Pourquoi cette phase paraît étrange
Pendant la perte, la direction est claire. En maintien, tu fais encore un effort, mais le chiffre n'a plus besoin de descendre. Ton investissement peut donc sembler moins récompensé. En même temps, tu reviens à plus de variété et à de plus grandes portions, exactement là où d'anciens schémas se mélangent plus facilement au nouveau comportement.
Le pain, les pommes de terre ou les pâtes ne sont pas le problème en soi. La question, c'est quelles portions et quelles combinaisons restent dans ton niveau de maintien. Si un produit mène encore et encore à manger sans plan, traite ça comme une information pratique.
Donne au maintien des limites mesurables
Choisis une marge autour de ton poids stable, par exemple quelques pourcents ou quelques kilos compatibles avec les variations normales d'eau.

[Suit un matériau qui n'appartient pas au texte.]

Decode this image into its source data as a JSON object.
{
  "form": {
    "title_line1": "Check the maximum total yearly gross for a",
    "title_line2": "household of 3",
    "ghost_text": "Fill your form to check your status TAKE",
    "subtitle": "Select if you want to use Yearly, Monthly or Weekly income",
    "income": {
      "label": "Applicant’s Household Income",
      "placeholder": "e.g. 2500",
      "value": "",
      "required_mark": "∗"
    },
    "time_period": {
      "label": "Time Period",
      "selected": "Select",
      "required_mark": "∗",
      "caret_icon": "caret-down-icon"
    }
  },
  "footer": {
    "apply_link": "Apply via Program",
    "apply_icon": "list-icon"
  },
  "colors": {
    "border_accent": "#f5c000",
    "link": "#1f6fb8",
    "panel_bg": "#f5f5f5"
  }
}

Décide aussi quoi faire si la moyenne dépasse cette marge pendant plusieurs semaines. Une courte période de suivi et des portions un peu plus serrées suffisent souvent.
Garde quelques routines: te peser à des moments fixes, marcher et quelques repas fiables. Comme ça, tu ne redémarres pas depuis le chaos total.

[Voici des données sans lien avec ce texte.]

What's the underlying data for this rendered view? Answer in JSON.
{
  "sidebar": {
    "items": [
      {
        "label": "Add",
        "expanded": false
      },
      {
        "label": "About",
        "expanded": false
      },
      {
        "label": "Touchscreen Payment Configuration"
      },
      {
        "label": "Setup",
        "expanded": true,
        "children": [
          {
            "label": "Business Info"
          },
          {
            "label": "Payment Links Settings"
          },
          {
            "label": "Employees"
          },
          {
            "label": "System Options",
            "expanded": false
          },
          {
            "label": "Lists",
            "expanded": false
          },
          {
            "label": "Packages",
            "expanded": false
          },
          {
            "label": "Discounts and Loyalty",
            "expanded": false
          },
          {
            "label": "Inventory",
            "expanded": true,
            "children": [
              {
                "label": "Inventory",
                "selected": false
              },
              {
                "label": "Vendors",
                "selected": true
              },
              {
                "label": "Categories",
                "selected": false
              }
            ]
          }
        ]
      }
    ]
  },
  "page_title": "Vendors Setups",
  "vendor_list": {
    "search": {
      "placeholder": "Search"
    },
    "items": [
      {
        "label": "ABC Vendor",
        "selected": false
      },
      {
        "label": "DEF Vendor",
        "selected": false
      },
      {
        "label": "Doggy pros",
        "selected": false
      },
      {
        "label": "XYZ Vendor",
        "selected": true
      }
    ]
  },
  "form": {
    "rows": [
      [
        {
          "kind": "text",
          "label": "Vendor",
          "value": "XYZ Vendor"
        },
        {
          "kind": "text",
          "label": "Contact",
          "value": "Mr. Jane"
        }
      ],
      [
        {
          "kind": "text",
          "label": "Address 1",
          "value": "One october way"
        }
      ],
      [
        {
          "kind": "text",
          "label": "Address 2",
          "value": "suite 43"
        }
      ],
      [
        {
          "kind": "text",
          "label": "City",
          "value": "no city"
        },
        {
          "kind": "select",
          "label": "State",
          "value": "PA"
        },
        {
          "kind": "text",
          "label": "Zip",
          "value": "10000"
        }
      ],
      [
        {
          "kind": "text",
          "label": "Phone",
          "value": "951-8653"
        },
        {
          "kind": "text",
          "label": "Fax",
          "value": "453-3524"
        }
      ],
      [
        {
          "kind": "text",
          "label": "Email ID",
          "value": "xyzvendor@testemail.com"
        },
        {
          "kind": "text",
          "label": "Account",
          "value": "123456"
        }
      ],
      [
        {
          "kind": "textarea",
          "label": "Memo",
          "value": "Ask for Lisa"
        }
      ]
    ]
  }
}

N'attends pas le moment parfait
Si tu veux encore perdre plus tard, mets déjà une date de bilan dans ton agenda. Ce jour-là, tu regardes ton énergie, ta santé, ton emploi du temps et la tendance du poids. Ensuite tu choisis consciemment un nouveau bloc de maintien ou une nouvelle phase de perte.
Entre deux tours, tu n'as pas besoin d'être strict tout le temps. Tu dois surtout empêcher qu'une pause sans décision s'allonge. Le maintien est une compétence active: tu tiens ce que tu as gagné tout en laissant de la place pour le prochain choix.